The actual hospital protection systems are those put in place by the hospitals themselves. As head of the security assessment office at SRD, Dandoush's job is to operate and improve their early warning systems.

According to Dandoush, an early warning system based on constant monitoring of the latest developments on the ground on an hourly basis, to be able to foresee and assess any potential attack that may target them. That includes following warning messages from opposition groups and the Syria Civil Defence—transmitted via walky-talky—WhatsApp and Facebook groups as well as a range of other sources.

Dandoush’s hospital have also introduced roster systems for staff as well as levels of operations—ranging from full to partial emergency, and partial to full evacuation of staff and equipment if the threat is deemed so serious that the whole facility may be destroyed.

The UN’s assumption that proof of liability represents a sufficient deterrent has been proven wrong by a permanent Security Council member so fond of using its veto powers in the council. The obvious ease of accessibility to information about hospital locations to individuals using modern-day technology, let alone armies and governments with very advanced military technologies, means the UN initiative only humours blatant deceptions following any denial by the Russian military.
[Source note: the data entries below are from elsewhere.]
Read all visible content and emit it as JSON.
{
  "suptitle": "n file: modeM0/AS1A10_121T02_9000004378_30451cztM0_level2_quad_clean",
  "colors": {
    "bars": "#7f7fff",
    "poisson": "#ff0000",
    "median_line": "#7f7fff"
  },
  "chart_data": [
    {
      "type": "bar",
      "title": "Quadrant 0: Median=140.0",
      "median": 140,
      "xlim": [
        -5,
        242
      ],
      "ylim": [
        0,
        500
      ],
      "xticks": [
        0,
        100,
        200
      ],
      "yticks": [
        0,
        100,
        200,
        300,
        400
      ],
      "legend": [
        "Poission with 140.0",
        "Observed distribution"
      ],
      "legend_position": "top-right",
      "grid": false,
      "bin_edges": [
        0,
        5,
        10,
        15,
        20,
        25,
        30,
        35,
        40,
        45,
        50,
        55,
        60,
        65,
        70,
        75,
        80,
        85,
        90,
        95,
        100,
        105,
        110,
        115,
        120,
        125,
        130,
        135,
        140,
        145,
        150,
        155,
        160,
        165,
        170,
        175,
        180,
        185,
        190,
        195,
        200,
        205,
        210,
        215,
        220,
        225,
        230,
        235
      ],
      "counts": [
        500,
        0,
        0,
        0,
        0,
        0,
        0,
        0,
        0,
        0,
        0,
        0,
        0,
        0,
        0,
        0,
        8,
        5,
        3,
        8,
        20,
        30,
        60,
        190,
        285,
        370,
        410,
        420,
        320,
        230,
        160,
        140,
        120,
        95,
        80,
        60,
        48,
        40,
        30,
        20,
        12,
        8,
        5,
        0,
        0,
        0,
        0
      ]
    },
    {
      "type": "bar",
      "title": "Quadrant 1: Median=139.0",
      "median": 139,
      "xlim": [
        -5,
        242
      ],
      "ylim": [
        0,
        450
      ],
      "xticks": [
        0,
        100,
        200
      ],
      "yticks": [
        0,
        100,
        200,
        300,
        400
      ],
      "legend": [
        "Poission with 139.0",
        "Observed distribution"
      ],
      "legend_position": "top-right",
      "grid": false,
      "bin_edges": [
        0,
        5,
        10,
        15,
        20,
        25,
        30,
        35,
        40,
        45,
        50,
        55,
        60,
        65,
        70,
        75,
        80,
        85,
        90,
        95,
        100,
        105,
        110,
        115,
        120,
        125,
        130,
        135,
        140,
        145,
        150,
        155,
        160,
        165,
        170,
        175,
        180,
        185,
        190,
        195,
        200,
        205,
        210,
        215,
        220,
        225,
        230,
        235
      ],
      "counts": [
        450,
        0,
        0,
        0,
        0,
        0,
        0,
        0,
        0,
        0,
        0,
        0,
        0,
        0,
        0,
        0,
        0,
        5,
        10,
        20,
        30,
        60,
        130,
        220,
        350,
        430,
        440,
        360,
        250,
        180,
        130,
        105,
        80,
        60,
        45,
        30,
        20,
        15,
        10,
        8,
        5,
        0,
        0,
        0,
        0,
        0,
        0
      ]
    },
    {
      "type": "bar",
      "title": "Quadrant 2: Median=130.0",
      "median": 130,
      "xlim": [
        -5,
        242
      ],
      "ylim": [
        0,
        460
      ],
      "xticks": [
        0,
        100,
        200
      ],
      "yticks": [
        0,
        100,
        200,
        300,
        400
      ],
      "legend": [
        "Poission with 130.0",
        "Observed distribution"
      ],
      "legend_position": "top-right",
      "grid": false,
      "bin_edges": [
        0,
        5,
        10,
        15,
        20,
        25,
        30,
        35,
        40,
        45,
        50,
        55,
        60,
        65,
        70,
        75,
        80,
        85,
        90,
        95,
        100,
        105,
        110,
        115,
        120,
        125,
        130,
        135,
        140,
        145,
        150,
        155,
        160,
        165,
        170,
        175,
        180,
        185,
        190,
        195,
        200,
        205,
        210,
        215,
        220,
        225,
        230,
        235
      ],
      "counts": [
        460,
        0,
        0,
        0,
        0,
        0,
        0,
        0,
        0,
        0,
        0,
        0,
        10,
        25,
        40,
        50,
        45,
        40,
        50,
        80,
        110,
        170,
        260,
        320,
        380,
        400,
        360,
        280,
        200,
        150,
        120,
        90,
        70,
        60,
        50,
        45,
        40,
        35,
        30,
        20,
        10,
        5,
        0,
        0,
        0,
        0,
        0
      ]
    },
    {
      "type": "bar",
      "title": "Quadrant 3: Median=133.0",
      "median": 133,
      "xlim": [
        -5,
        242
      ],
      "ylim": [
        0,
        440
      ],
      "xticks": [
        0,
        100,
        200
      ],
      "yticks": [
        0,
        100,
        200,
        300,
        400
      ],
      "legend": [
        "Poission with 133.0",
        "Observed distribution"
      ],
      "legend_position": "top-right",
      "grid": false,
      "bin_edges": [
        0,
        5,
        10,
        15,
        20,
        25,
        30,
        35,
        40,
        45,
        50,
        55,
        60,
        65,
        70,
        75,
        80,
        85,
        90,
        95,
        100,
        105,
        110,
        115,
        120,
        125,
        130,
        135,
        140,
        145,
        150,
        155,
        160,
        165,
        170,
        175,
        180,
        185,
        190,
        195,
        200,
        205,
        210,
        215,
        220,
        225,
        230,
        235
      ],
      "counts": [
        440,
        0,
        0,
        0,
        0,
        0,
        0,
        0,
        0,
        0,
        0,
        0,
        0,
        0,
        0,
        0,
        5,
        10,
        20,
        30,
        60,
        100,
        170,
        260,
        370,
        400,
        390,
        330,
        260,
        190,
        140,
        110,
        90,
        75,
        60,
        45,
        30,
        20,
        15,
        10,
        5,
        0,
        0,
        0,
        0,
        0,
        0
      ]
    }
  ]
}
The fact that the Russians still manage to find some weaknesses in the details of the application process of the mechanism, to use them as an excuse for undermining the credibility of the entire mechanism, only goes to show how little that act of humouring achieves.

There have been attempts to at least name and shame the culprits in the past.

Last July, the Syrian Network for Human Rights (SNHR) monitoring group made a request to the UN to reveal medical facilities that had been targeted, and which were also listed in the UN’s Humanitarian Deconfliction Mechanism. The aim was to identify the perpetrators of those attacks.

The request was met with deaf ears by the UN that "did not publicly request any investigation by the Office of the High Commissioner for Human Rights and the International Commission of Inquiry into the bombings of facilities listed in the mechanism,” even when the “failure to publicly expose the perpetrators of the bombing of medical facilities and personnel has contributed significantly to the perpetrators’ confidence in repeating these crimes blatantly and with apparent impunity.”

In the eyes of many Syrians and aid workers, what it does serve to expose is another example of the bureaucratic bubble within which the global institution hides form facing up to its mandate and duty to protect civilians from military giants within the Security Council.

As the UK representative at the security council put it: “What is happening in Idlib makes a mockery of P5 responsibility,” referring to the five permanent Security Council members.